Seit 2018 versorgt das Amt für Kinder, Jugend und Familie (ehemals Kreisjugendamt) beim Landratsamt Günzburg die Kommunen mit Daten für die Bedarfsplanung aus einer wissenschaftlich gestützten Berechnung, dem sogenannten „Hildesheimer Modell“. Hierbei werden anhand von Einwohnermeldedaten und den sich daraus ergebenden Wanderbewegungen der Bevölkerung Hochrechnungen für die in Zukunft benötigten Betreuungsplätze angestellt. Dabei werden auch Kriterien wie die Einwohnerzuwächse in den letzten Jahren, die Anzahl der darunter befindlichen männlichen und weiblichen Personen einer bestimmten Altersgruppe und das bereits bestehende Angebot an Betreuungsplätzen berücksichtig.

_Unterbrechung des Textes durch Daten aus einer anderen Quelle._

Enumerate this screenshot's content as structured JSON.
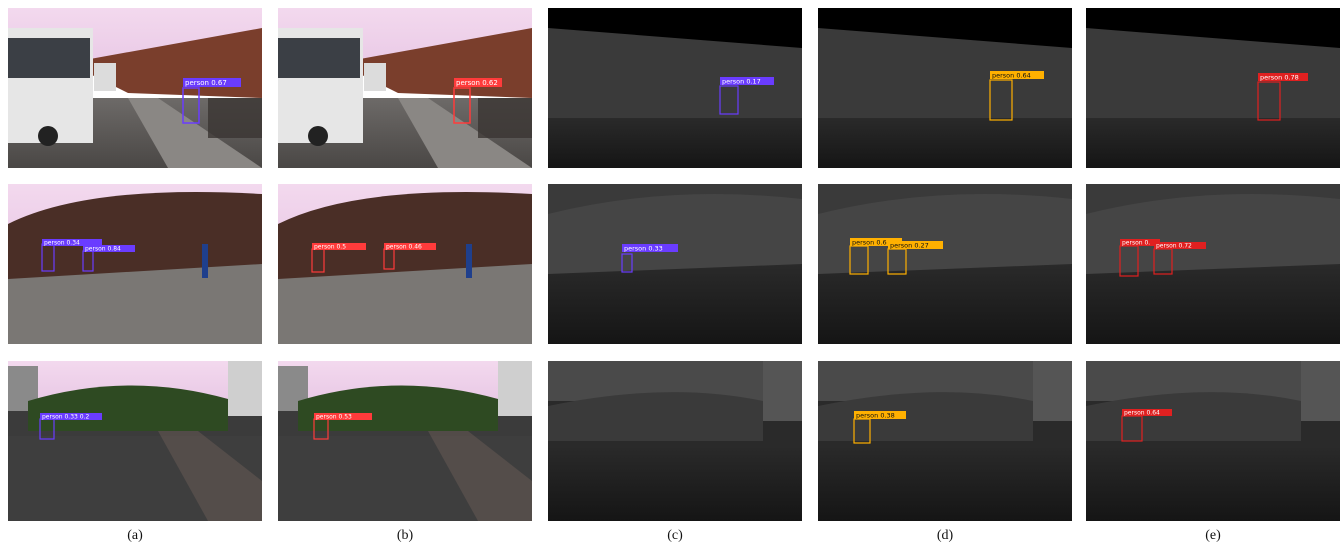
{
  "captions": [
    "(a)",
    "(b)",
    "(c)",
    "(d)",
    "(e)"
  ],
  "columns": [
    {
      "modality": "rgb",
      "box_color": "#6a3cff"
    },
    {
      "modality": "rgb",
      "box_color": "#ff3b3b"
    },
    {
      "modality": "thermal",
      "box_color": "#6a3cff"
    },
    {
      "modality": "thermal",
      "box_color": "#ffb000"
    },
    {
      "modality": "thermal",
      "box_color": "#e02020"
    }
  ],
  "detections": [
    [
      [
        "person 0.67"
      ],
      [
        "person 0.62"
      ],
      [
        "person 0.17"
      ],
      [
        "person 0.64"
      ],
      [
        "person 0.78"
      ]
    ],
    [
      [
        "person 0.34",
        "person 0.84"
      ],
      [
        "person 0.5",
        "person 0.46"
      ],
      [
        "person 0.33"
      ],
      [
        "person 0.6",
        "person 0.27"
      ],
      [
        "person 0.",
        "person 0.72"
      ]
    ],
    [
      [
        "person 0.33 0.2"
      ],
      [
        "person 0.53"
      ],
      [],
      [
        "person 0.38"
      ],
      [
        "person 0.64"
      ]
    ]
  ]
}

Inhalt der Bedarfsumfrage war auch die Thematik der Öffnungszeiten. Es wurde von verschiedenen Eltern der Wunsch nach längeren Öffnungszeiten in den Randzeiten, also morgens früher öffnen und abends später schließen (vor 07.00 Uhr morgens und nach 17.00 Uhr abends), geäußert. Die Anzahl dieser Rückmeldungen entspricht jedoch keiner Menge, die eine Ausweitung der Öffnungszeiten als wirtschaftlich erscheinen lässt. Daher werden die derzeit angebotenen Öffnungszeiten als bedarfsgerecht angesehen.

3. Bedarfsfeststellung

Die Bedarfsfeststellung ist die politisch wertende Entscheidung, inwieweit die festgestellten Wünsche und Bedürfnisse umgesetzt werden können.

Da nicht alle Elternwünsche realisierbar sind, stellt der vom Gemeinderat festgestellte Bedarf nicht unbedingt ein genaues Spiegelbild der Bedürfnisse der Eltern dar.

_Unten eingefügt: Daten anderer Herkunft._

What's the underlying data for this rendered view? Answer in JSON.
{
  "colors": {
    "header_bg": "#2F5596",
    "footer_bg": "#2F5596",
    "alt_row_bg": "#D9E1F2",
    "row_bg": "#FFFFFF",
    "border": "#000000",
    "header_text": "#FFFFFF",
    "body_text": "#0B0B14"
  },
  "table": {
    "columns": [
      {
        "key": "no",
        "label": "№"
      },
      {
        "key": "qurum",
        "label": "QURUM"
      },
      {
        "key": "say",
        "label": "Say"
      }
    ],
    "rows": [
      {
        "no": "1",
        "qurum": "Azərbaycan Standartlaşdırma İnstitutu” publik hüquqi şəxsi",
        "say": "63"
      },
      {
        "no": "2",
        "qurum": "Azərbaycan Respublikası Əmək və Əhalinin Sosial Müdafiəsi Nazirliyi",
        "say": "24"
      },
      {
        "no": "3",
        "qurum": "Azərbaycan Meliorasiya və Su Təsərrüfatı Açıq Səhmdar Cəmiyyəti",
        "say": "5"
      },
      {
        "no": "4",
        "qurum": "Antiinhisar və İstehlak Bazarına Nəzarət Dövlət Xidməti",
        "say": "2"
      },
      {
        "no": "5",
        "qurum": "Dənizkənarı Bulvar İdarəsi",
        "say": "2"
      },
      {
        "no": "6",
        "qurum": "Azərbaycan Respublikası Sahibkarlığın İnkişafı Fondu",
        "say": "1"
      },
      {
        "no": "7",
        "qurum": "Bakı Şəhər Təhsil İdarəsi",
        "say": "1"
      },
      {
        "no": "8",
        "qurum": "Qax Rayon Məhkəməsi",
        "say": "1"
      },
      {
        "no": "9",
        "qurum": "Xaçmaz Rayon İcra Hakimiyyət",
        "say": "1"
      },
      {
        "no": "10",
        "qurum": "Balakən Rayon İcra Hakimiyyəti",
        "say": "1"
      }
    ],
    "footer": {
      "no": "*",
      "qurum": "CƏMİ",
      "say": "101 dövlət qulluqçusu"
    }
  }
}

Im Gemeindebereich Waldstetten mit Ortsteilen Heubelsburg und Brandfeld leben derzeit 40 Kinder der Geburtsjahrgänge 2013 bis 2016 und 23 Kinder der Geburtsjahrgänge 2017 bis 2019:
Geburtsjahr
Anzahl Kinder
2013
  7
2014
12
2015
11
2016
10
2017
  6
2018
  7
2019
10
gesamt
63

Nach dieser demographischen Entwicklung wird die Anzahl der unter 6-jährigen Kinder in den nächsten Jahren im Bereich der Marktgemeinde Waldstetten leicht rückläufig sein.

Auf ein verändertes Buchungsverhalten der Eltern muss mit einem entsprechenden Angebot der Gemeinde, zusammen mit dem Träger der KiTa, reagiert werden. Hier ist insbesondere die in unserer Gesellschaft verstärkt zu beobachtende Tendenz zur Krippenbetreuung zu beachten. Das derzeitige Angebot ist als knapp und kurzfristig ausreichend zu bezeichnen.

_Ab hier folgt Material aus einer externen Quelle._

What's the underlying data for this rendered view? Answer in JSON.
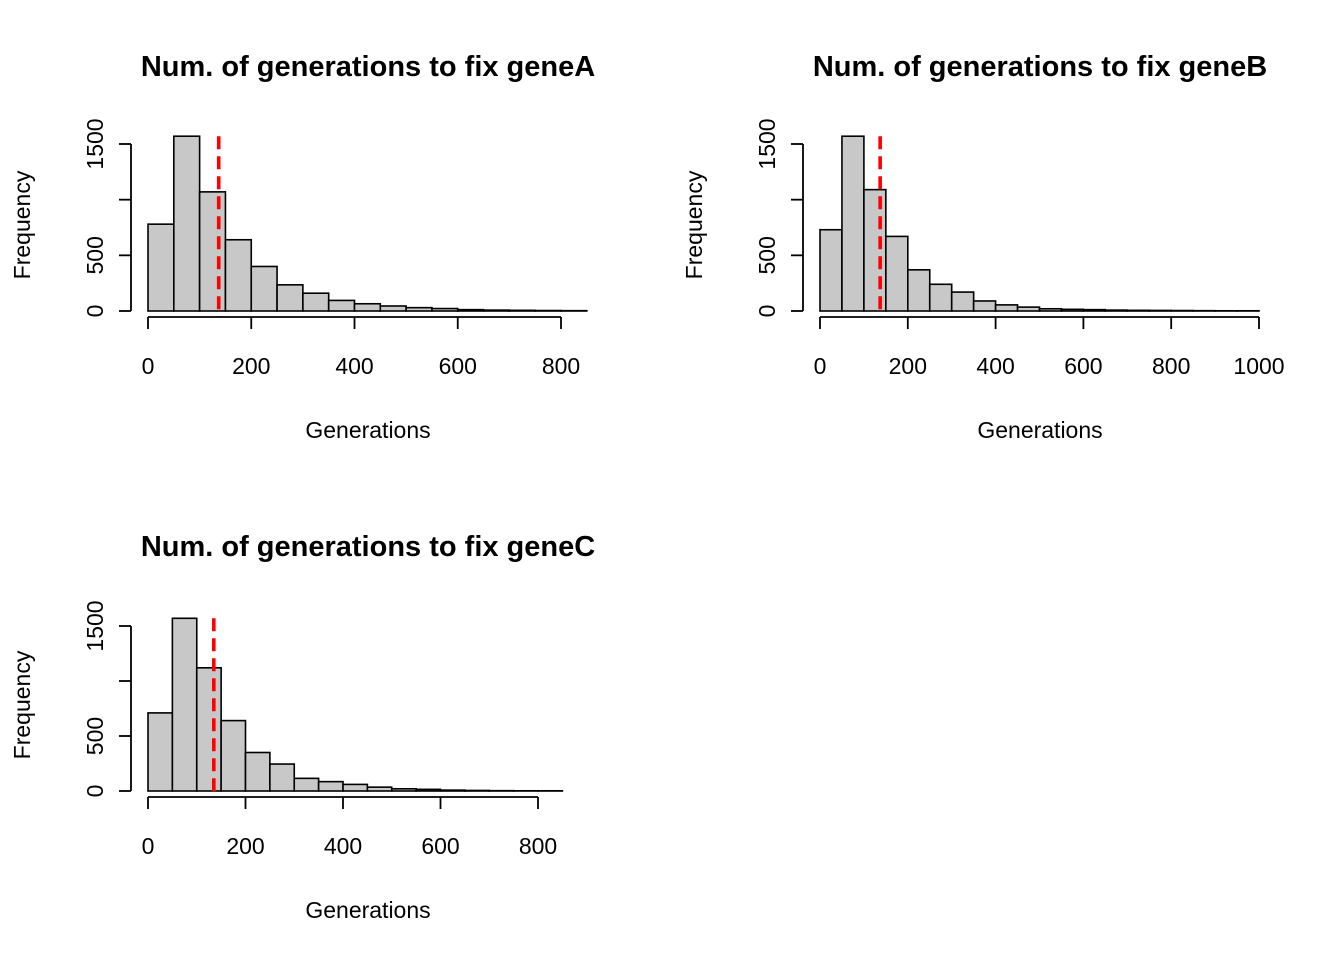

Künftiger Bedarf Krippenplätze (Kinder von 0-3 Jahren):

Als Ergebnis der Berechnung nach dem „Hildesheimer Modell“ kann festgehalten werden, dass das Betreuungsangebot zu Beginn des laufenden KiTa-Jahres bei den Kindern unter drei Jahren schon nicht mehr dem hochgerechneten Bedarf entspricht. Theoretisch werden bereits drei Krippenplätze zu wenig angeboten. Dies verschlechtert sich zum KiTa-Jahr 2020/21 nochmals auf 6 fehlende Krippenplätze. Bis zum KiTa-Jahr 2027/28 bleibt dieses Defizit von sechs Krippenplätzen konstant. Hierauf könnte mit der Schaffung einer zusätzlichen Krippengruppe mit 15 Plätzen reagiert werden.

Künftiger Bedarf Kindergartenplätze (Kinder von 3-6 Jahren):

Die Berechnung des Bedarfs für Kinder zwischen drei und sechs Jahren nach dem „Hildesheimer Modell“ ergibt ein ähnliches Ergebnis:
Theoretisch werden bereits seit September 2019 acht Kindergartenplätze zu wenig angeboten. Dies verbessert sich jedoch ab dem KiTa-Jahr 2020/21 für zwei Jahre auf eine Vollbelegung der derzeit angebotenen Plätze. Ab dem KiTa-Jahr 2023/24 wird mit einem Defizit von vier Kindergartenplätzen gerechnet.

Die Konsequenz daraus wäre die Schaffung von zusätzlichen ca. 10 Kindergartenplätzen in den nächsten zwei Jahren.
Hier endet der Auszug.